The Board of Supervisors again went on record opposing a proposed Aqua Virginia water rate increase and a new infrastructure surcharge when it met Friday at Greenfield Education and Training Center.
The supervisors voted 4-0— with John Williamson III abstaining— to pass a resolution to essentially use whatever leverage it has with the State Corporation Commission (SCC) to oppose a water rate increases for Aqua Virginia customers in Botetourt that could range as high as 31 percent. The board also opposed a proposed new water and wastewater infrastructure service charge (WWISC) that would also affect the 2,500 Botetourt residential and business customers in the Blue Ridge and Cloverdale areas.
Aqua Virginia has a number of water and sewer systems in Virginia and has applied for water rate increases that would amount to a $1.48 million increase in revenues— an average 11 percent increase for all of those customers.
County Attorney Michael Lockaby told the supervisors an analysis of the proposed rate increase could mean a 24 to 31 percent water rate hike for customers in the British Woods and Apple Tree Village areas in Southern Botetourt.
The proposed WWISC would be a new surcharge that the supervisors say will not have the same SCC oversight as water rates that could result in even a much greater increase in rates.
Lockaby said a team of attorneys and specialists from other communities in Virginia affected by the proposed Aqua Virginia rate increase are working together to fight the increase before the SCC.
The supervisors’ resolution opposing the rate increase and new WWISC argues that the increases “would have deleterious effects on the County and its citizens,” and called them “unjust and unreasonable.”
The resolution also directs the county administration and county attorney to file a Notice of Participation with the SCC so that the county can officially make objections before the SCC.
According to staff reports, several other localities and the Virginia Attorney General have or will appear before the SCC to contest the scope and amount of the rate increase.
The SCC approved a rate increase for Aqua Virginia a year ago— an increase that was a bit smaller than the one the water company had applied for and imposed in August 2014.
The 2014 rate increase was designed to provide $1.4 million in added revenue and a 10.3 percent rate of return on equity.
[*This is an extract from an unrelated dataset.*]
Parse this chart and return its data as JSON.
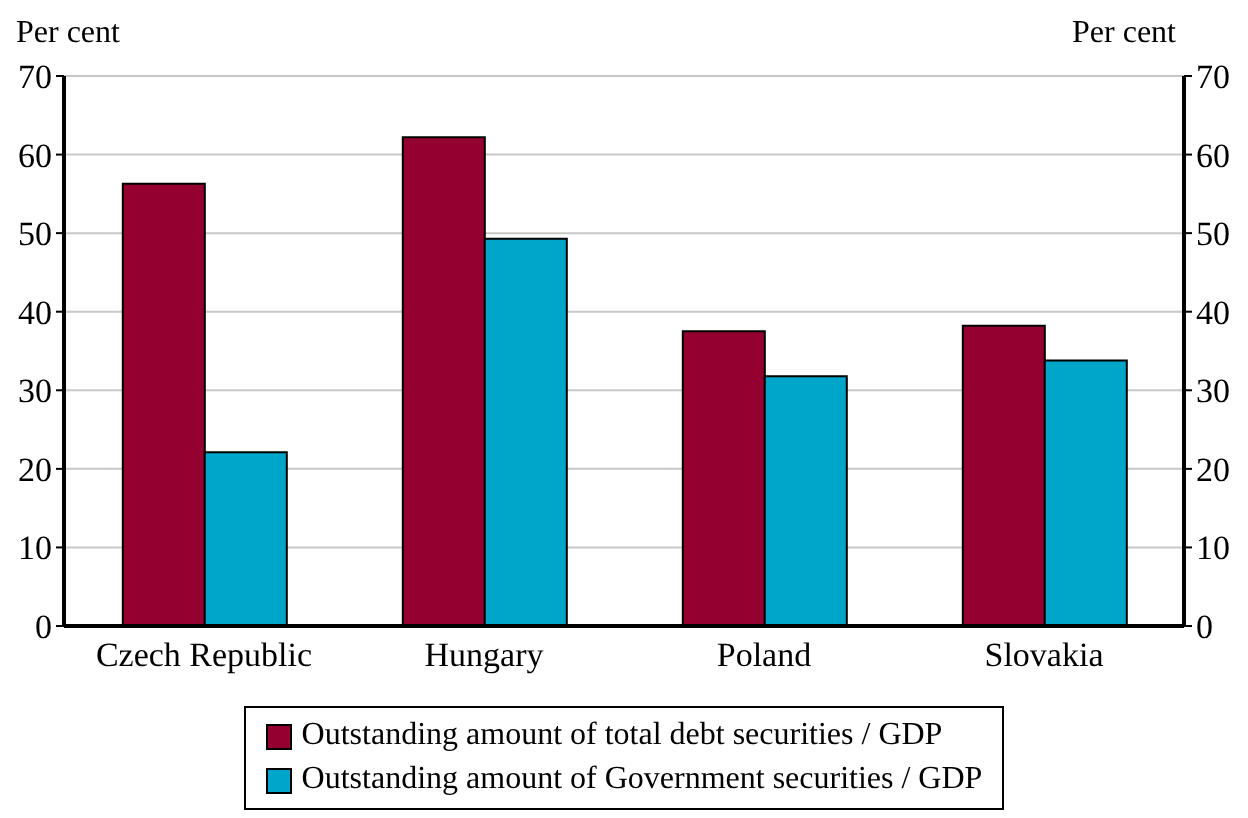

The SCC set a new return on equity of 9.25 percent for Aqua Virginia a year ago.
Lockaby told the supervisors it’s important for local leaders t o show up when the SCC holds hearings on the rate increases.
Valley District and Blue Ridge District Supervisors Mac Scothorn and Billy Martin said they would.
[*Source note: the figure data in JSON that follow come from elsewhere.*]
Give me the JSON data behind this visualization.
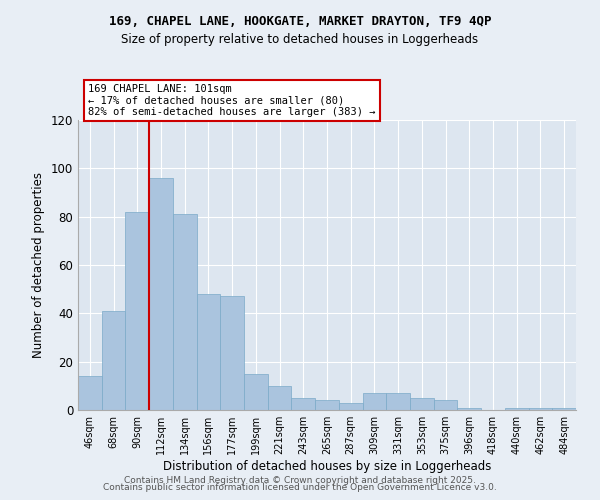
{
  "title1": "169, CHAPEL LANE, HOOKGATE, MARKET DRAYTON, TF9 4QP",
  "title2": "Size of property relative to detached houses in Loggerheads",
  "xlabel": "Distribution of detached houses by size in Loggerheads",
  "ylabel": "Number of detached properties",
  "categories": [
    "46sqm",
    "68sqm",
    "90sqm",
    "112sqm",
    "134sqm",
    "156sqm",
    "177sqm",
    "199sqm",
    "221sqm",
    "243sqm",
    "265sqm",
    "287sqm",
    "309sqm",
    "331sqm",
    "353sqm",
    "375sqm",
    "396sqm",
    "418sqm",
    "440sqm",
    "462sqm",
    "484sqm"
  ],
  "values": [
    14,
    41,
    82,
    96,
    81,
    48,
    47,
    15,
    10,
    5,
    4,
    3,
    7,
    7,
    5,
    4,
    1,
    0,
    1,
    1,
    1
  ],
  "bar_color": "#aac4de",
  "bar_edge_color": "#7aaac8",
  "vline_x": 2.5,
  "vline_color": "#cc0000",
  "annotation_text": "169 CHAPEL LANE: 101sqm\n← 17% of detached houses are smaller (80)\n82% of semi-detached houses are larger (383) →",
  "annotation_box_color": "#cc0000",
  "annotation_box_fill": "#ffffff",
  "ylim": [
    0,
    120
  ],
  "yticks": [
    0,
    20,
    40,
    60,
    80,
    100,
    120
  ],
  "bg_color": "#dde6f0",
  "fig_bg_color": "#e8eef5",
  "footer1": "Contains HM Land Registry data © Crown copyright and database right 2025.",
  "footer2": "Contains public sector information licensed under the Open Government Licence v3.0."
}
“Twenty-four percent is unreasonable,” Scothorn said of the possible rate increase. “This has got to stop…we’ve got to put the brakes on this.”
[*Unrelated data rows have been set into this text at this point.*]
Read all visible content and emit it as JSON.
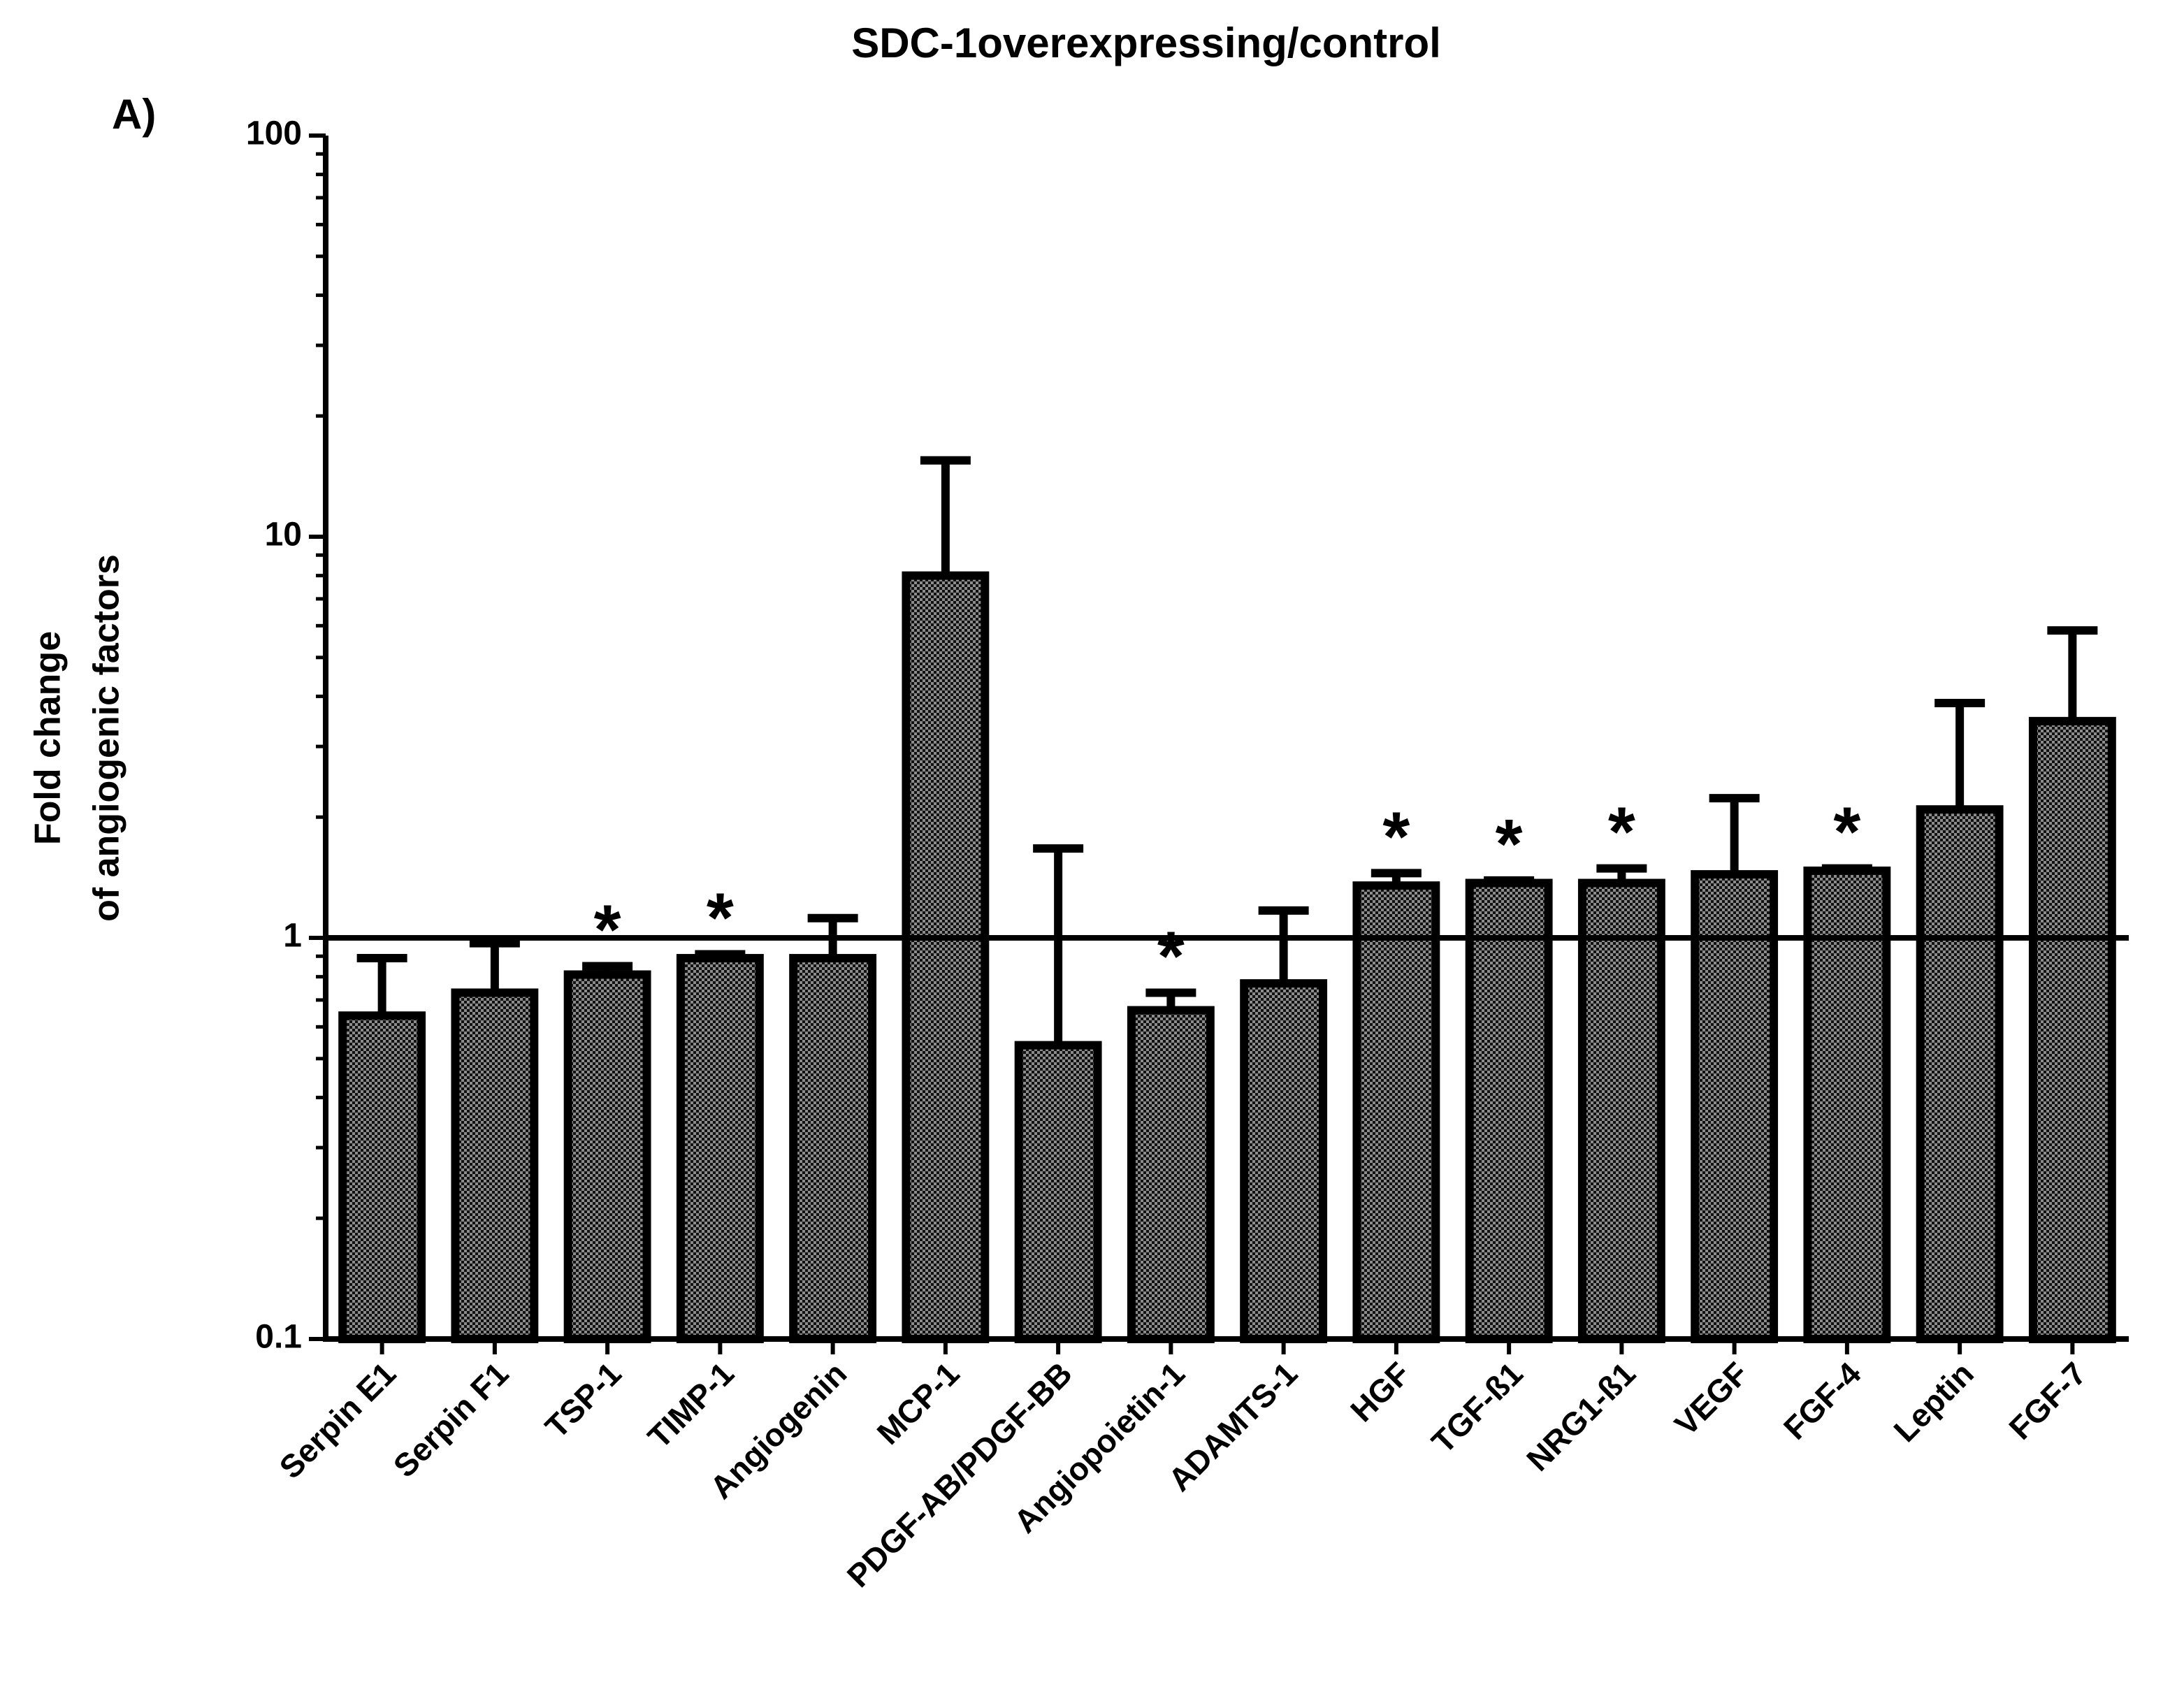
{
  "chart_data": {
    "type": "bar",
    "title": "SDC-1overexpressing/control",
    "panel_label": "A)",
    "y_label": [
      "Fold change",
      "of angiogenic factors"
    ],
    "categories": [
      "Serpin E1",
      "Serpin F1",
      "TSP-1",
      "TIMP-1",
      "Angiogenin",
      "MCP-1",
      "PDGF-AB/PDGF-BB",
      "Angiopoietin-1",
      "ADAMTS-1",
      "HGF",
      "TGF-ß1",
      "NRG1-ß1",
      "VEGF",
      "FGF-4",
      "Leptin",
      "FGF-7"
    ],
    "values": [
      0.64,
      0.73,
      0.81,
      0.89,
      0.89,
      8,
      0.54,
      0.66,
      0.77,
      1.35,
      1.37,
      1.37,
      1.44,
      1.47,
      2.09,
      3.47
    ],
    "errors": [
      0.25,
      0.24,
      0.04,
      0.02,
      0.23,
      7.5,
      1.13,
      0.07,
      0.4,
      0.1,
      0.02,
      0.12,
      0.79,
      0.02,
      1.76,
      2.37
    ],
    "color": "#8c8c8c",
    "annotations": [
      {
        "text": "*",
        "x": "TSP-1"
      },
      {
        "text": "*",
        "x": "TIMP-1"
      },
      {
        "text": "*",
        "x": "Angiopoietin-1"
      },
      {
        "text": "*",
        "x": "HGF"
      },
      {
        "text": "*",
        "x": "TGF-ß1"
      },
      {
        "text": "*",
        "x": "NRG1-ß1"
      },
      {
        "text": "*",
        "x": "FGF-4"
      }
    ],
    "reference_line": 1,
    "log_y": true,
    "ylim": [
      0.1,
      100
    ],
    "yticks": [
      0.1,
      1,
      10,
      100
    ],
    "yminorticks": [
      0.2,
      0.3,
      0.4,
      0.5,
      0.6,
      0.7,
      0.8,
      0.9,
      2,
      3,
      4,
      5,
      6,
      7,
      8,
      9,
      20,
      30,
      40,
      50,
      60,
      70,
      80,
      90
    ]
  }
}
Martin said Aqua wants to establish the WWISC fund because the company returns all its profits to the stockholders rather than putting money aside in a capital fund. “It’s just another way to get more money for them and stockholders.”
Williamson said he was abstaining because he spent 30 years in the utility business with Roanoke Gas and he didn’t know enough about Aqua Virginia’s rate increase request to say it was “unjust and unreasonable,” as the board’s resolution states.